Susannah Mushatt Jones
Susannah Mushatt Jones (center), known as "Miss Susie," is wheeled into a celebration for her 116th birthday with family members, local dignitaries, and friends in the Brooklyn borough of New York, July 7, 2015. REUTERS/Lucas Jackson/File Photo

Susannah Mushatt Jones, the world's oldest person, died Thursday night in New York at the age of 116. Jones, who was known as "Miss Susie," died in her sleep in a chair at a senior home in Brooklyn, Robert Young, a senior consultant for the Gerontology Research Group, told CBS News.

Young said that Jones was actually 116 years, 311 days old, and she was the last living American born in the 1800s. Jones, who became the world's oldest person — and the world's oldest woman — after Michigan woman Jeralean Talley died in June at 116, had been ill for the past 10 days, Young said.
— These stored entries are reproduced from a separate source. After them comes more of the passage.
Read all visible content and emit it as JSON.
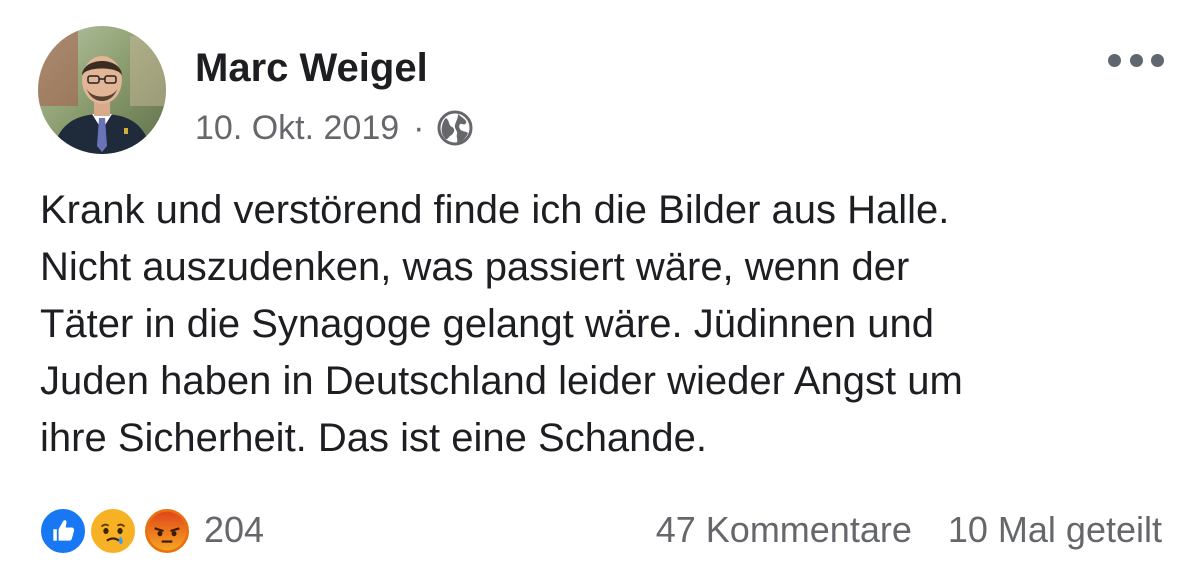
{
  "post": {
    "author": "Marc Weigel",
    "date": "10. Okt. 2019",
    "separator": "·",
    "privacy_icon": "globe-icon",
    "more_icon": "more-options-icon",
    "body": "Krank und verstörend finde ich die Bilder aus Halle.\nNicht auszudenken, was passiert wäre, wenn der\nTäter in die Synagoge gelangt wäre. Jüdinnen und\nJuden haben in Deutschland leider wieder Angst um\nihre Sicherheit. Das ist eine Schande."
  },
  "footer": {
    "reactions": [
      "like",
      "sad",
      "angry"
    ],
    "reaction_count": "204",
    "comments": "47 Kommentare",
    "shares": "10 Mal geteilt"
  },
  "colors": {
    "like": "#1877f2",
    "sad": "#f7b125",
    "angry": "#e9710f",
    "secondary_text": "#65676b"
  }
}
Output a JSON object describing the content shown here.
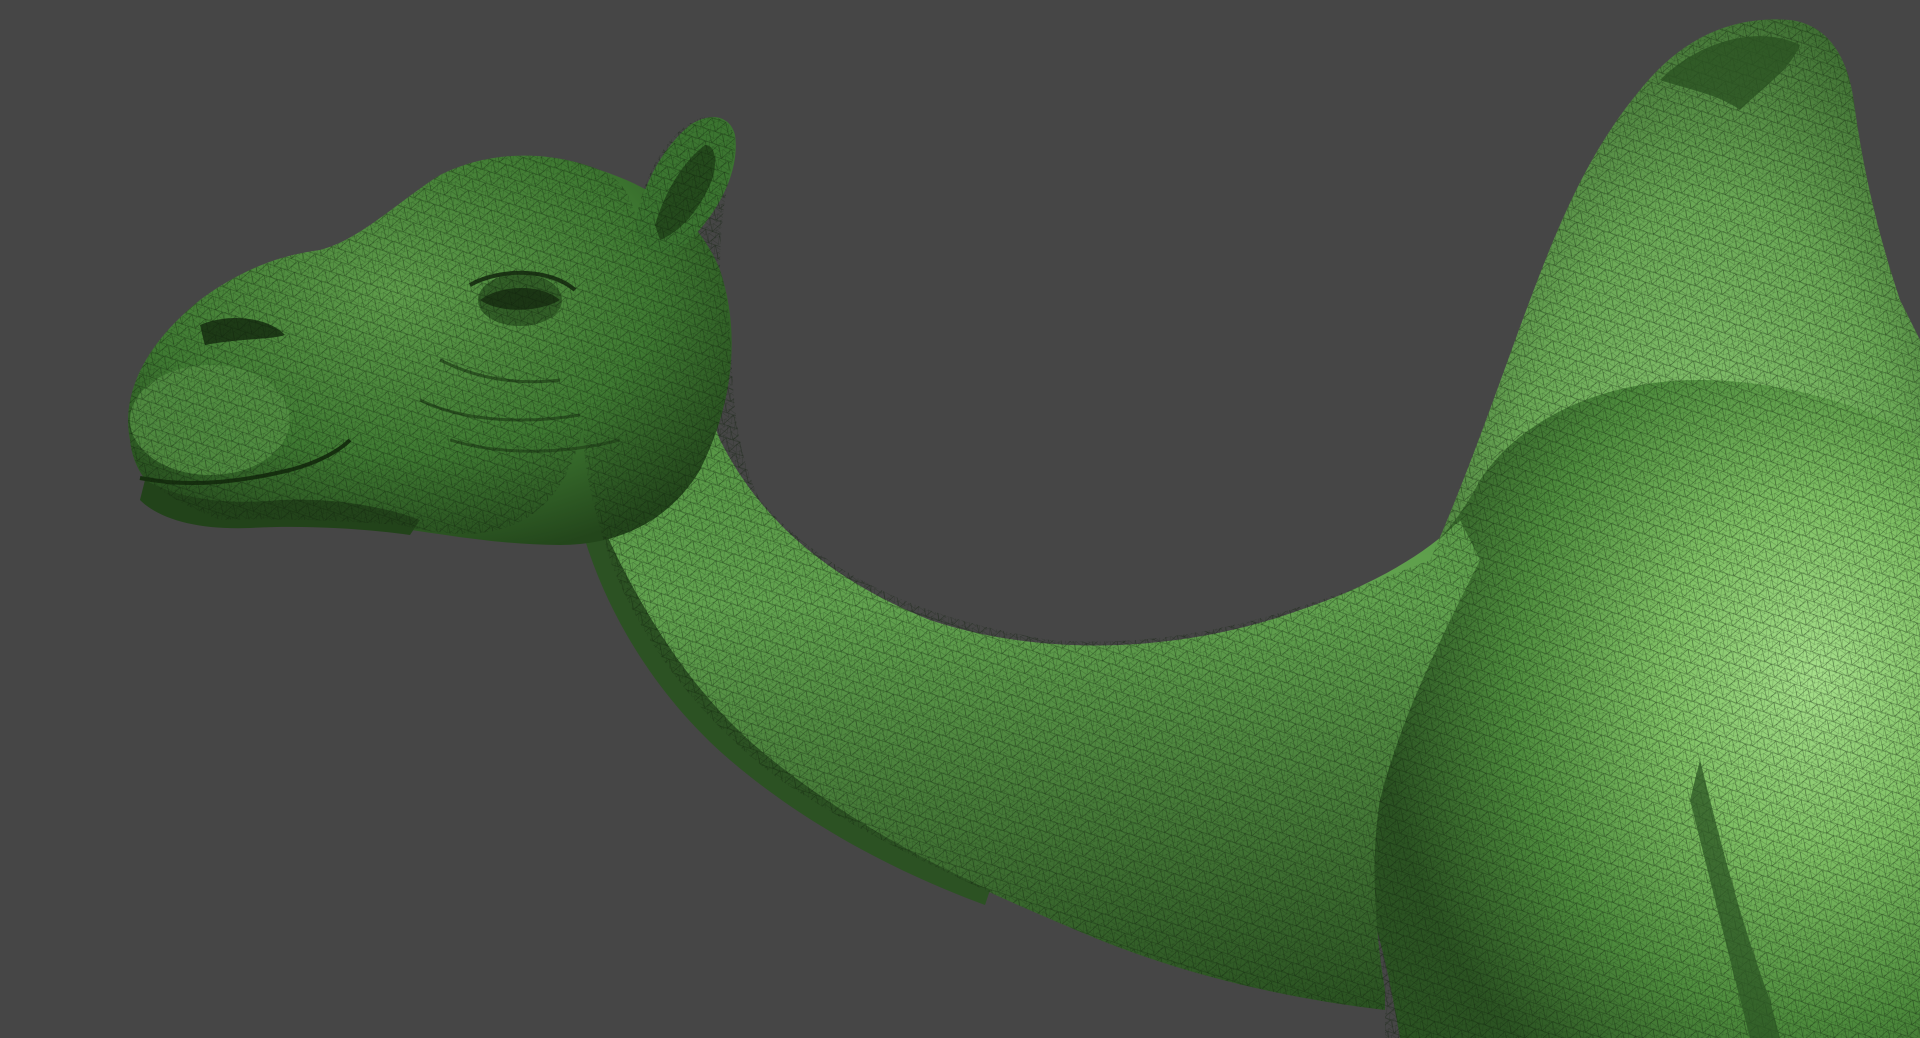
{
  "viewport": {
    "background_color": "#464646",
    "subject": "camel-sculpt-mesh",
    "mesh_colors": {
      "highlight": "#9bd880",
      "mid": "#6aa855",
      "base": "#3f7a32",
      "shadow": "#1f3d17",
      "wire": "#0e1f0a"
    }
  }
}
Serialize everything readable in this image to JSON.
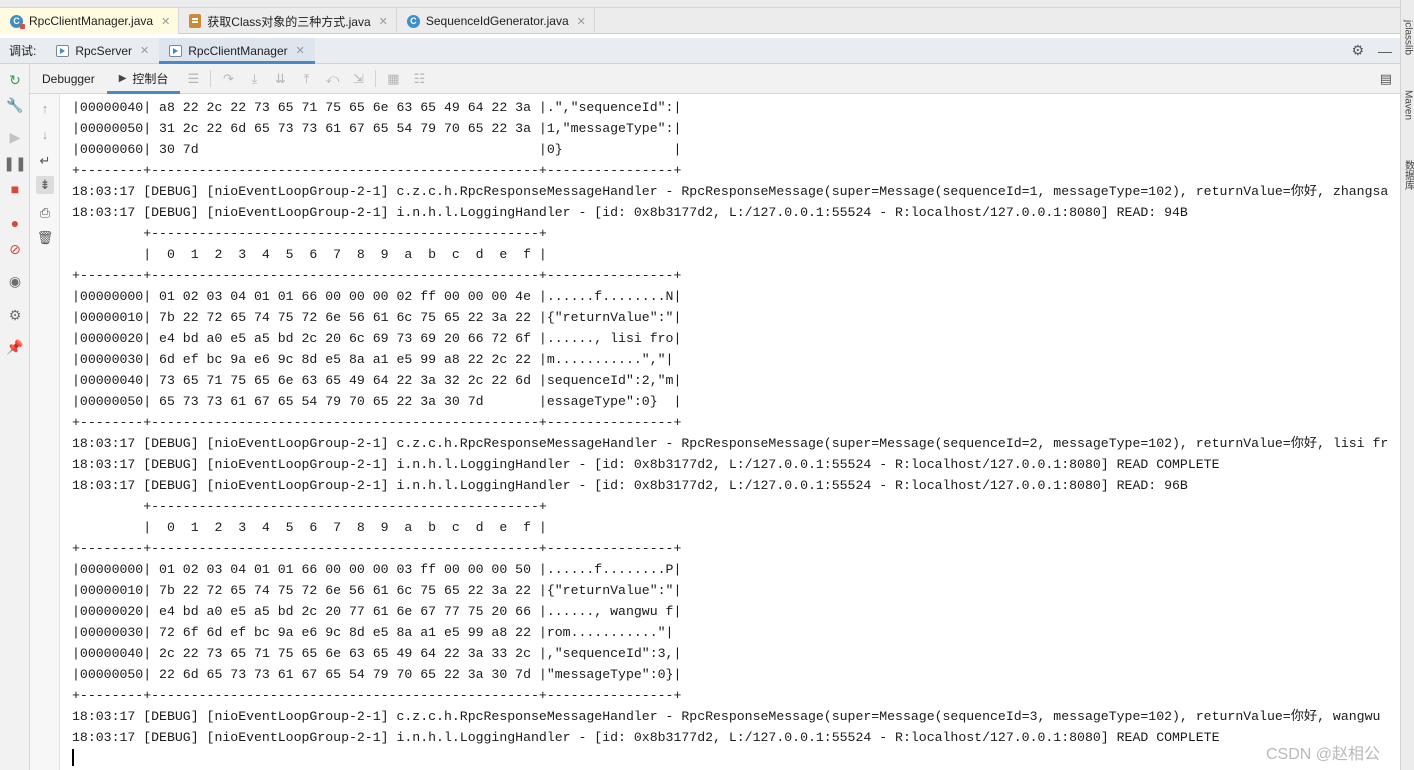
{
  "editor_tabs": [
    {
      "label": "RpcClientManager.java",
      "icon": "class-icon",
      "active": true
    },
    {
      "label": "获取Class对象的三种方式.java",
      "icon": "markdown-file-icon"
    },
    {
      "label": "SequenceIdGenerator.java",
      "icon": "class-icon"
    }
  ],
  "debug_bar": {
    "label": "调试:",
    "tabs": [
      {
        "label": "RpcServer",
        "icon": "run-config-icon"
      },
      {
        "label": "RpcClientManager",
        "icon": "run-config-icon",
        "active": true
      }
    ]
  },
  "console_toolbar": {
    "tabs": [
      {
        "label": "Debugger"
      },
      {
        "label": "控制台",
        "active": true
      }
    ]
  },
  "right_sidebar": {
    "items": [
      "jclasslib",
      "Maven",
      "数据库"
    ]
  },
  "console": {
    "lines": [
      "|00000040| a8 22 2c 22 73 65 71 75 65 6e 63 65 49 64 22 3a |.\",\"sequenceId\":|",
      "|00000050| 31 2c 22 6d 65 73 73 61 67 65 54 79 70 65 22 3a |1,\"messageType\":|",
      "|00000060| 30 7d                                           |0}              |",
      "+--------+-------------------------------------------------+----------------+",
      "18:03:17 [DEBUG] [nioEventLoopGroup-2-1] c.z.c.h.RpcResponseMessageHandler - RpcResponseMessage(super=Message(sequenceId=1, messageType=102), returnValue=你好, zhangsa",
      "18:03:17 [DEBUG] [nioEventLoopGroup-2-1] i.n.h.l.LoggingHandler - [id: 0x8b3177d2, L:/127.0.0.1:55524 - R:localhost/127.0.0.1:8080] READ: 94B",
      "         +-------------------------------------------------+",
      "         |  0  1  2  3  4  5  6  7  8  9  a  b  c  d  e  f |",
      "+--------+-------------------------------------------------+----------------+",
      "|00000000| 01 02 03 04 01 01 66 00 00 00 02 ff 00 00 00 4e |......f........N|",
      "|00000010| 7b 22 72 65 74 75 72 6e 56 61 6c 75 65 22 3a 22 |{\"returnValue\":\"|",
      "|00000020| e4 bd a0 e5 a5 bd 2c 20 6c 69 73 69 20 66 72 6f |......, lisi fro|",
      "|00000030| 6d ef bc 9a e6 9c 8d e5 8a a1 e5 99 a8 22 2c 22 |m...........\",\"|",
      "|00000040| 73 65 71 75 65 6e 63 65 49 64 22 3a 32 2c 22 6d |sequenceId\":2,\"m|",
      "|00000050| 65 73 73 61 67 65 54 79 70 65 22 3a 30 7d       |essageType\":0}  |",
      "+--------+-------------------------------------------------+----------------+",
      "18:03:17 [DEBUG] [nioEventLoopGroup-2-1] c.z.c.h.RpcResponseMessageHandler - RpcResponseMessage(super=Message(sequenceId=2, messageType=102), returnValue=你好, lisi fr",
      "18:03:17 [DEBUG] [nioEventLoopGroup-2-1] i.n.h.l.LoggingHandler - [id: 0x8b3177d2, L:/127.0.0.1:55524 - R:localhost/127.0.0.1:8080] READ COMPLETE",
      "18:03:17 [DEBUG] [nioEventLoopGroup-2-1] i.n.h.l.LoggingHandler - [id: 0x8b3177d2, L:/127.0.0.1:55524 - R:localhost/127.0.0.1:8080] READ: 96B",
      "         +-------------------------------------------------+",
      "         |  0  1  2  3  4  5  6  7  8  9  a  b  c  d  e  f |",
      "+--------+-------------------------------------------------+----------------+",
      "|00000000| 01 02 03 04 01 01 66 00 00 00 03 ff 00 00 00 50 |......f........P|",
      "|00000010| 7b 22 72 65 74 75 72 6e 56 61 6c 75 65 22 3a 22 |{\"returnValue\":\"|",
      "|00000020| e4 bd a0 e5 a5 bd 2c 20 77 61 6e 67 77 75 20 66 |......, wangwu f|",
      "|00000030| 72 6f 6d ef bc 9a e6 9c 8d e5 8a a1 e5 99 a8 22 |rom...........\"|",
      "|00000040| 2c 22 73 65 71 75 65 6e 63 65 49 64 22 3a 33 2c |,\"sequenceId\":3,|",
      "|00000050| 22 6d 65 73 73 61 67 65 54 79 70 65 22 3a 30 7d |\"messageType\":0}|",
      "+--------+-------------------------------------------------+----------------+",
      "18:03:17 [DEBUG] [nioEventLoopGroup-2-1] c.z.c.h.RpcResponseMessageHandler - RpcResponseMessage(super=Message(sequenceId=3, messageType=102), returnValue=你好, wangwu",
      "18:03:17 [DEBUG] [nioEventLoopGroup-2-1] i.n.h.l.LoggingHandler - [id: 0x8b3177d2, L:/127.0.0.1:55524 - R:localhost/127.0.0.1:8080] READ COMPLETE"
    ]
  },
  "watermark": "CSDN @赵相公"
}
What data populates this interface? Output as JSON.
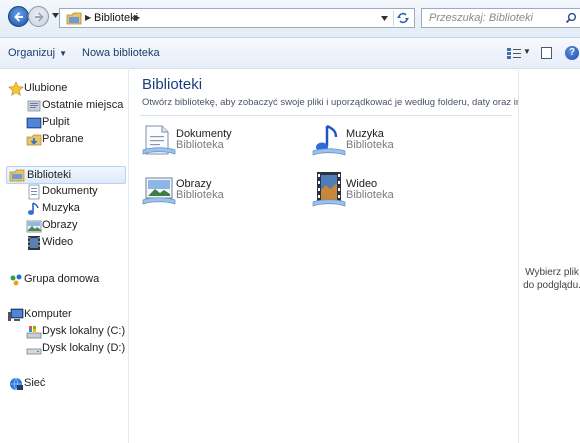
{
  "addressbar": {
    "path": "Biblioteki",
    "search_placeholder": "Przeszukaj: Biblioteki"
  },
  "commandbar": {
    "organize": "Organizuj",
    "new_library": "Nowa biblioteka"
  },
  "navpane": {
    "favorites": {
      "label": "Ulubione",
      "items": [
        "Ostatnie miejsca",
        "Pulpit",
        "Pobrane"
      ]
    },
    "libraries": {
      "label": "Biblioteki",
      "items": [
        "Dokumenty",
        "Muzyka",
        "Obrazy",
        "Wideo"
      ]
    },
    "homegroup": "Grupa domowa",
    "computer": {
      "label": "Komputer",
      "items": [
        "Dysk lokalny (C:)",
        "Dysk lokalny (D:)"
      ]
    },
    "network": "Sieć"
  },
  "content": {
    "title": "Biblioteki",
    "subtitle": "Otwórz bibliotekę, aby zobaczyć swoje pliki i uporządkować je według folderu, daty oraz innych wł...",
    "tiles": [
      {
        "name": "Dokumenty",
        "type": "Biblioteka",
        "icon": "documents-library-icon"
      },
      {
        "name": "Muzyka",
        "type": "Biblioteka",
        "icon": "music-library-icon"
      },
      {
        "name": "Obrazy",
        "type": "Biblioteka",
        "icon": "pictures-library-icon"
      },
      {
        "name": "Wideo",
        "type": "Biblioteka",
        "icon": "videos-library-icon"
      }
    ]
  },
  "preview": {
    "text": "Wybierz plik do podglądu."
  },
  "colors": {
    "title_blue": "#1c3c7e",
    "command_text": "#1e3d6b",
    "selection_bg": "#dde9fb"
  }
}
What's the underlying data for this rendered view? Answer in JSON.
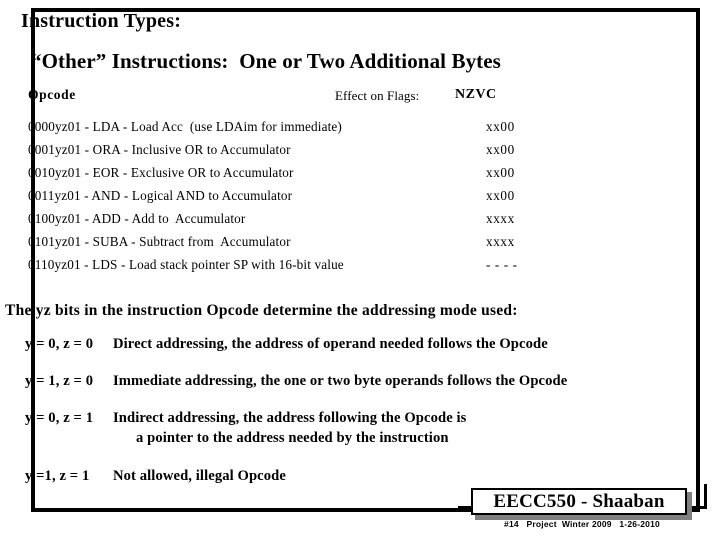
{
  "slide": {
    "title": "Instruction Types:",
    "subtitle": "“Other” Instructions:  One or Two Additional Bytes"
  },
  "table": {
    "header": {
      "opcode": "Opcode",
      "effect": "Effect on Flags:",
      "flags": "NZVC"
    },
    "rows": [
      {
        "text": "0000yz01 - LDA - Load Acc  (use LDAim for immediate)",
        "flags": "xx00"
      },
      {
        "text": "0001yz01 - ORA - Inclusive OR to Accumulator",
        "flags": "xx00"
      },
      {
        "text": "0010yz01 - EOR - Exclusive OR to Accumulator",
        "flags": "xx00"
      },
      {
        "text": "0011yz01 - AND - Logical AND to Accumulator",
        "flags": "xx00"
      },
      {
        "text": "0100yz01 - ADD - Add to  Accumulator",
        "flags": "xxxx"
      },
      {
        "text": "0101yz01 - SUBA - Subtract from  Accumulator",
        "flags": "xxxx"
      },
      {
        "text": "0110yz01 - LDS - Load stack pointer SP with 16-bit value",
        "flags": "- - - -"
      }
    ]
  },
  "addressing": {
    "intro": "The yz bits in the instruction Opcode determine the addressing mode used:",
    "modes": [
      {
        "label": "y = 0, z = 0",
        "desc": "Direct addressing, the address of operand needed follows the Opcode",
        "desc2": ""
      },
      {
        "label": "y = 1, z = 0",
        "desc": "Immediate addressing, the one or two byte operands follows the Opcode",
        "desc2": ""
      },
      {
        "label": "y = 0, z = 1",
        "desc": "Indirect addressing, the address following the Opcode is",
        "desc2": "a pointer to the address needed by the instruction"
      },
      {
        "label": "y =1, z = 1",
        "desc": "Not allowed, illegal Opcode",
        "desc2": ""
      }
    ]
  },
  "footer": {
    "badge": "EECC550 - Shaaban",
    "note": "#14   Project  Winter 2009   1-26-2010"
  },
  "colors": {
    "text": "#000000",
    "background": "#ffffff",
    "frame": "#000000",
    "shadow": "#808080"
  }
}
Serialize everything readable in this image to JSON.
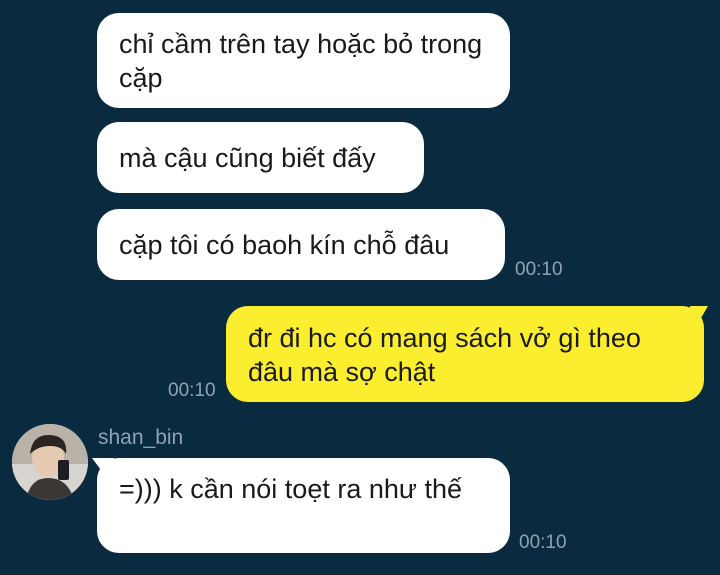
{
  "messages": [
    {
      "text": "chỉ cầm trên tay hoặc bỏ trong cặp",
      "direction": "incoming"
    },
    {
      "text": "mà cậu cũng biết đấy",
      "direction": "incoming"
    },
    {
      "text": "cặp tôi có baoh kín chỗ đâu",
      "direction": "incoming",
      "time": "00:10"
    },
    {
      "text": "đr đi hc có mang sách vở gì theo đâu mà sợ chật",
      "direction": "outgoing",
      "time": "00:10"
    },
    {
      "text": "=))) k cần nói toẹt ra như thế",
      "direction": "incoming",
      "sender": "shan_bin",
      "time": "00:10"
    }
  ],
  "colors": {
    "background": "#0a2a3f",
    "incoming_bubble": "#ffffff",
    "outgoing_bubble": "#fbee2e",
    "meta_text": "#8fa3b3"
  }
}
Jones was born in a small farm town near Montgomery, Alabama, in 1899. She was one of 11 siblings and attended a special school for young black girls. When she graduated from high school in 1922, Jones worked full time helping family members pick crops. She later began working as a nanny, heading north to New Jersey and eventually settling in New York.

Young reportedly said that 116-year-old Emma Morano, of Italy, just a few months younger than Jones, is now the unofficial world's oldest person.